Overall organizing principle. Is it chronological? Stream of consciousness? From the general to the particular? From the particular example to the general?

How does the theme and idea fit with the structure and style that the writer has chosen?

Beginning and end: how do they relate to each other?

Paragraphs:

 Paragraph order: how does the order of the paragraphs help to develop the idea?

 Paragraph length: Are they all the same length? Different lengths? Why do you think the author chose these sizes of paragraphs?

 Order within paragraphs: how does each paragraph develop its idea? Does it use

PIE, or a variation of PIE, or some other structure?

 Do any of the paragraphs do surprising things, or challenge your idea of what a paragraph should be?

(over)

Sentences:

 Length: Are they all the same length, are there different lengths? What’s the average sentence length? Is there a lot of contrast between short and long sentences? What is the effect of this?

 Sentence rhythm and sounds: Read some sentences aloud. How do the rhythms and sounds of the sentences reflect or enhance the meaning? Does the music of the sentence dramatize the idea in the sentence?

 Grammatical structure of sentences: Are there a lot of single-clause sentences?

Are there a lot of compound sentences (clauses joined by coordinating conjunctions)? Are there a lot of subordinated clauses (review our list of the different kinds of conjunctions)? How does the author’s choice of sentence types reflect the meaning?

Coordination, parallelism, repetition: Within sentences, are there lists of things, or elements presented in a series? Are words or phrases repeated within sentences or from sentence to sentence? What is the effect of this?

Words

Level of vocabulary: Is it fancy or plain or somewhere in between? Do you think it is average for the audiences of the time, or might it have been fancy or plain to those audiences as well?

Length of words: Are there a lot of long words? A lot of short words? Are there any series of many short words in a row? Or many long words in a row? What is the effect of this?

Verbs: What particularly active and precise verbs do you notice?

Nouns: What particularly strong and specific nouns do you notice?

Adjectives and adverbs: Are there a lot of them? A few of them?
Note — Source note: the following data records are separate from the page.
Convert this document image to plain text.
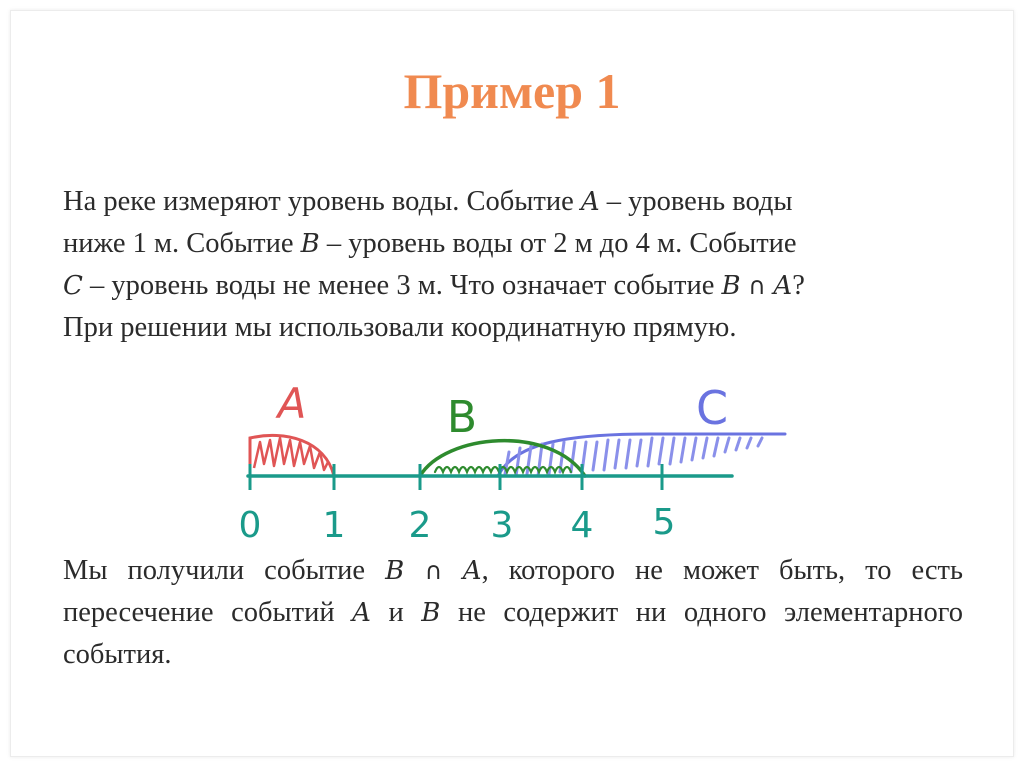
Пример 1
На реке измеряют уровень воды. Событие A – уровень воды
ниже 1 м. Событие B – уровень воды от 2 м до 4 м. Событие
C – уровень воды не менее 3 м. Что означает событие B ∩ A?
При решении мы использовали координатную прямую.
0 1 2 3 4 5
A	B	C
Мы получили событие B ∩ A, которого не может быть, то есть пересечение событий A и B не содержит ни одного элементарного события.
Do any of them particularly stand out as adding valuable meaning?

Literary Devices

 Metaphor and simile: Does the writing contain a lot of metaphor and simile?

What are some specific examples and how are these apt for the purpose?

 Sensory imagery: Does the writing contain a lot of specific sensory imagery?

What are some specific examples and how do these enhance meaning?

 Symbol: Do any of the elements in the writing rise to the level of symbol, standing for something greater than themselves, something that perhaps reflects a deeper meaning for the whole piece?

 Literary or historical allusion: Does the essay contain references to literary works or historical events? Why does the author do this, and what is its effect in the essay?